Ob dies Paixach trotz der Bedenken gelang und er die kalte Kapelle im Winter durch französische Nasale erwärmte, weiß man nicht. 1757 wurde jedenfalls deutlich, dass die Paixachs in Schwierigkeiten steckten. Ihre beiden kleinen Kinder, ein Bub und ein Mädchen, lungerten nachts in den Gassen herum und mussten von hilfsbereiten Wertheimern durchgefüttert werden. 1760 war Frau Paixach dann Witwe und Wertheim wieder ohne Französischlehrer.
Aus den folgenden Jahrzehnten sind vereinzelte Bewerbungen, darunter die eines ehemaligen preußischen Leutnants, erhalten, aber ob ein regelmäßiger Unterricht stattgefunden hat, ist schwer zu sagen. Das änderte sich erst 1803. Mittlerweile waren erst die Truppen der französischen Revolution und dann die Napoleons im Land gewesen und mit ihnen die Kenntnis des Französischen zum allgemeinen Bedürfnis geworden. So sah es jedenfalls Jacob Schannet, der in den Franzosenjahren als Dolmetscher gearbeitet hatte und nun gegen Besoldung Französisch unterrichten wollte. Damals gab es in Wertheim eine Schulkommission mit dem Auftrag, das Niveau des Unterrichts in der Grafschaft zu heben. Diese Kommission hielt genau wie Schannet Unterricht in der französischen Sprache für „sehr dringend“. Man suchte einen Lehrer für alle Klassen, der „selbst fertig sprechen könne“. Von Schannet hatte die Kommission wenig Kenntnisse, aber auch keine hohe Meinung: Es gebe Stimmen, berichtete sie, die seine Aussprache als „incorrekt“ und seine Grammatik als „nicht fest“ bezeichneten, methodisch sei von ihm nichts zu erwarten und sein „sittlicher Charakter“ der Kommission gänzlich unbekannt. Trotzdem empfahl die Schulkommission die Anstellung Schannets, schließlich war das Bedürfnis dringend und kein besserer in Sicht. Die Regierung fand aber, wenn die Tauglichkeit bezweifelt werde, könne man den Mann schlecht zum Lehrer machen.

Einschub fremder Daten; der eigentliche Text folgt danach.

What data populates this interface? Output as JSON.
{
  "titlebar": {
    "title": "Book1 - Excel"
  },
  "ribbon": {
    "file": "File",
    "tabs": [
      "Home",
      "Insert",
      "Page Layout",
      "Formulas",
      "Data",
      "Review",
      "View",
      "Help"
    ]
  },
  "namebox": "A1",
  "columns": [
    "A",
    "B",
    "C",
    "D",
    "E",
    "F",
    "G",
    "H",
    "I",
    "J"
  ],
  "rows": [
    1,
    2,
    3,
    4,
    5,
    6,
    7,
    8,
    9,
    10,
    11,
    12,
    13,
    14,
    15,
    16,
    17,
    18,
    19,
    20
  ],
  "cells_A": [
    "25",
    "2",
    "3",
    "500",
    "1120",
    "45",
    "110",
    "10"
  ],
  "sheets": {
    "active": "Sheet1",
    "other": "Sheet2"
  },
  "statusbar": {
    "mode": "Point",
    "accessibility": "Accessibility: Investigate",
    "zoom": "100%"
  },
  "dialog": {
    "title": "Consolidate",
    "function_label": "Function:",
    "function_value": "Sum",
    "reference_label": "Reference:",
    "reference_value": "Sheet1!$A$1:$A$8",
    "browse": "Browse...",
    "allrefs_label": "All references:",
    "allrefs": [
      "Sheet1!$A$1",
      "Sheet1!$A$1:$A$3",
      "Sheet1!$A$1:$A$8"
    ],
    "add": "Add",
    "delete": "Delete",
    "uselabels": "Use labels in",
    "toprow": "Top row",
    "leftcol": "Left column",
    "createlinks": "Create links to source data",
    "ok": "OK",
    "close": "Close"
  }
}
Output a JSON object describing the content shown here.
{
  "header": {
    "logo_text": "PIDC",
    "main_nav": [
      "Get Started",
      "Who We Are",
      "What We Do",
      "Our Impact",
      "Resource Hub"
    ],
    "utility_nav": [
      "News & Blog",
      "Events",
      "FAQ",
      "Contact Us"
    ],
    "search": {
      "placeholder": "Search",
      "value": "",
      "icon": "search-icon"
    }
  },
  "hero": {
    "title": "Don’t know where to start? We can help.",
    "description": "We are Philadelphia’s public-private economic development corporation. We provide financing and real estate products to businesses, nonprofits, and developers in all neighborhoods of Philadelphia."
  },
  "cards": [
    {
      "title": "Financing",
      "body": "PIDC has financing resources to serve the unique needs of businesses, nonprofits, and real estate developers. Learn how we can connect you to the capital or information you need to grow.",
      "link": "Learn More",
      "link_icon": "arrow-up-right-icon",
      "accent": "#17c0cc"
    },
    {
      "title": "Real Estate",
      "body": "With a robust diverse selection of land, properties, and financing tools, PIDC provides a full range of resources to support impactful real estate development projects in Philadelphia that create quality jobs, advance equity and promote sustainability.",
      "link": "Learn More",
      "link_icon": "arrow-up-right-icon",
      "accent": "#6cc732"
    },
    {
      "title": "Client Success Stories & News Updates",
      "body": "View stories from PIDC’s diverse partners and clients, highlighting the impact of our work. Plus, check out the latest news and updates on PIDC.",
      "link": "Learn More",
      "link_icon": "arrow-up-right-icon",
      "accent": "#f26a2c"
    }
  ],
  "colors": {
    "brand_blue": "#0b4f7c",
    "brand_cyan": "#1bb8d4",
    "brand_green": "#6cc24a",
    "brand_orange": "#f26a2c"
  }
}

Im Jahr darauf war noch niemand eingestellt und die Wertheimer Regierung weiterhin auf der Suche nach einem tauglichem Subjekt, wobei die Suche von der Einsicht gebremst wurde, dass ohne ein fixes Gehalt wenig zu machen sein werde.
So scheint der Französischunterricht erst nach 1806 und dem Übergang an Baden auf solidere Füße gestellt worden zu sein. Aber immerhin: Durch das ganze 18. Jahrhundert lassen sich Spuren des Versuchs finden, die große Kultursprache unseres westlichen Nachbarn auch in Wertheim zum Klingen zu bringen.